Early Life
Mary Astor was born Lucile Vasconcellos Langhanke on May 3, 1906 in Quincy, Illinois, the only child of Otto Ludwig Langhanke (October 2, 1871 – February 3, 1943) and Helen Marie de Vasconcellos (April 19, 1881 – January 18, 1947). Both of her parents were teachers.
Her Berlin-born father immigrated to the United States from Germany in 1891 and became a naturalized citizen; her mother was born in Jacksonville, Illinois, of Portuguese and Irish extraction. Langhanke and de Vasconcellos married on August 3, 1904 in Lyons, Kansas. Astor's father was a German teacher at Quincy High School until the U.S. entered World War I. Later on, he began doing light farming. Astor's mother, who had always wanted to be an actress, taught drama and elocution.
Astor was home-schooled in academics and taught to play the piano by her father, who insisted she practice daily. Her piano talents came in handy when she played piano in her films The Great Lie and Meet Me in St. Louis. In 1919, Astor sent a photograph of herself to a beauty contest in Motion Picture Magazine, becoming a semifinalist. Her father then moved the family to Chicago, where he took a position teaching German in public schools. Lucile took drama lessons and appeared in various amateur stage productions.

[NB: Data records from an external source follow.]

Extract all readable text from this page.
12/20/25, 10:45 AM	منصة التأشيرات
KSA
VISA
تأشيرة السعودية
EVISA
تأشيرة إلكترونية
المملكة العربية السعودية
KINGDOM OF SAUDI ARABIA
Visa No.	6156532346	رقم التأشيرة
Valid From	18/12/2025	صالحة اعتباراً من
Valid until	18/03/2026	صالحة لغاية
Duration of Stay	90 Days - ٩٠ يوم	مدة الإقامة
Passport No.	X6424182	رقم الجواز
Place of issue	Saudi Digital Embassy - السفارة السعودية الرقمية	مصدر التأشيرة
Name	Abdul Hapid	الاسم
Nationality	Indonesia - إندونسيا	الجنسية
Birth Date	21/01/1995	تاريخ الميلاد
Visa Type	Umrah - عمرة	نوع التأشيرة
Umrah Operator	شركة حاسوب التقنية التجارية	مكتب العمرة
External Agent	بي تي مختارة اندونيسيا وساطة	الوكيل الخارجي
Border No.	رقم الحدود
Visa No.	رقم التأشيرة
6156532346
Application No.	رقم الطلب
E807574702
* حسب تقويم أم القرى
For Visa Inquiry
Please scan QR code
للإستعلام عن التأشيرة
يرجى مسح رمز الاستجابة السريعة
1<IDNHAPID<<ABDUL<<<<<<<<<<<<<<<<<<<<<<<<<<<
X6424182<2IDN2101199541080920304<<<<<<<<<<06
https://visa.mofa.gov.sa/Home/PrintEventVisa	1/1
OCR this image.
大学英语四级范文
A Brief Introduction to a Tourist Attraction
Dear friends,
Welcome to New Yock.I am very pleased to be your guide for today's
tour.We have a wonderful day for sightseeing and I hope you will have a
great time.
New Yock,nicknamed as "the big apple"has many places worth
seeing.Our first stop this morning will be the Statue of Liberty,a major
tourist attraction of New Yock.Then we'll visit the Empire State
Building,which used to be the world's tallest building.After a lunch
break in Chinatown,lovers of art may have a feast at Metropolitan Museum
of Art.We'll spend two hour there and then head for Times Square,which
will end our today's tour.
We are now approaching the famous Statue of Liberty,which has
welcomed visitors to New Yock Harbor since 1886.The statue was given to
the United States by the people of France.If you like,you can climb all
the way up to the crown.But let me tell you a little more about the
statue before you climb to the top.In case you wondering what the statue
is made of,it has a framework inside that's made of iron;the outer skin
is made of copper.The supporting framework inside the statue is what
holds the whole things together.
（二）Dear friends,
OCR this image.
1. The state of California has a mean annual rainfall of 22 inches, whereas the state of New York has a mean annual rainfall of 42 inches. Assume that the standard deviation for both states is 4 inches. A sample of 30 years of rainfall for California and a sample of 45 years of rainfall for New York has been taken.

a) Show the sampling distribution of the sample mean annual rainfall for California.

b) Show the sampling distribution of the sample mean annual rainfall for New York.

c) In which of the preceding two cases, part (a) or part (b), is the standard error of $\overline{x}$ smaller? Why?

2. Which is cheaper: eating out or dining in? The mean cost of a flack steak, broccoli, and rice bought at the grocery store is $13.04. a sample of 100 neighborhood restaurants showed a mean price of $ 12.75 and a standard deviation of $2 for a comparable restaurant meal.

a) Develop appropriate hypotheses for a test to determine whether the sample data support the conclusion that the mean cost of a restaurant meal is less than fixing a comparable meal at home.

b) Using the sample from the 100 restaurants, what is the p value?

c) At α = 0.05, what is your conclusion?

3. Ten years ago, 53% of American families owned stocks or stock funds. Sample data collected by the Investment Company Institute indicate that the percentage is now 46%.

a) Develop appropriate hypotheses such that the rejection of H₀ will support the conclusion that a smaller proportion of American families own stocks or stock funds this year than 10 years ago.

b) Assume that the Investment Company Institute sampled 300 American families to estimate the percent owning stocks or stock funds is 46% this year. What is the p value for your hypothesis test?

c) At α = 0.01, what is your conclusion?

The following year, she sent another photograph to Motion Picture Magazine, this time becoming a finalist and then runner-up in the national contest. Her father then moved the family to New York, in order for his pretty daughter to become an actress in motion pictures. He managed all her affairs from September 1920 to June 1930.
A Manhattan photographer, Charles Albin, saw a photograph and asked the young girl with haunting eyes and long auburn hair, whose nickname was "Rusty," to pose for him. The Albin photographs were seen by Harry Durant of Famous Players-Lasky and Lucile was signed to a six-month contract with Paramount Pictures. Her name was changed to Mary Astor during a conference between Paramount chief Jesse Lasky, gossip columnist Louella Parsons, and producer Walter Wanger.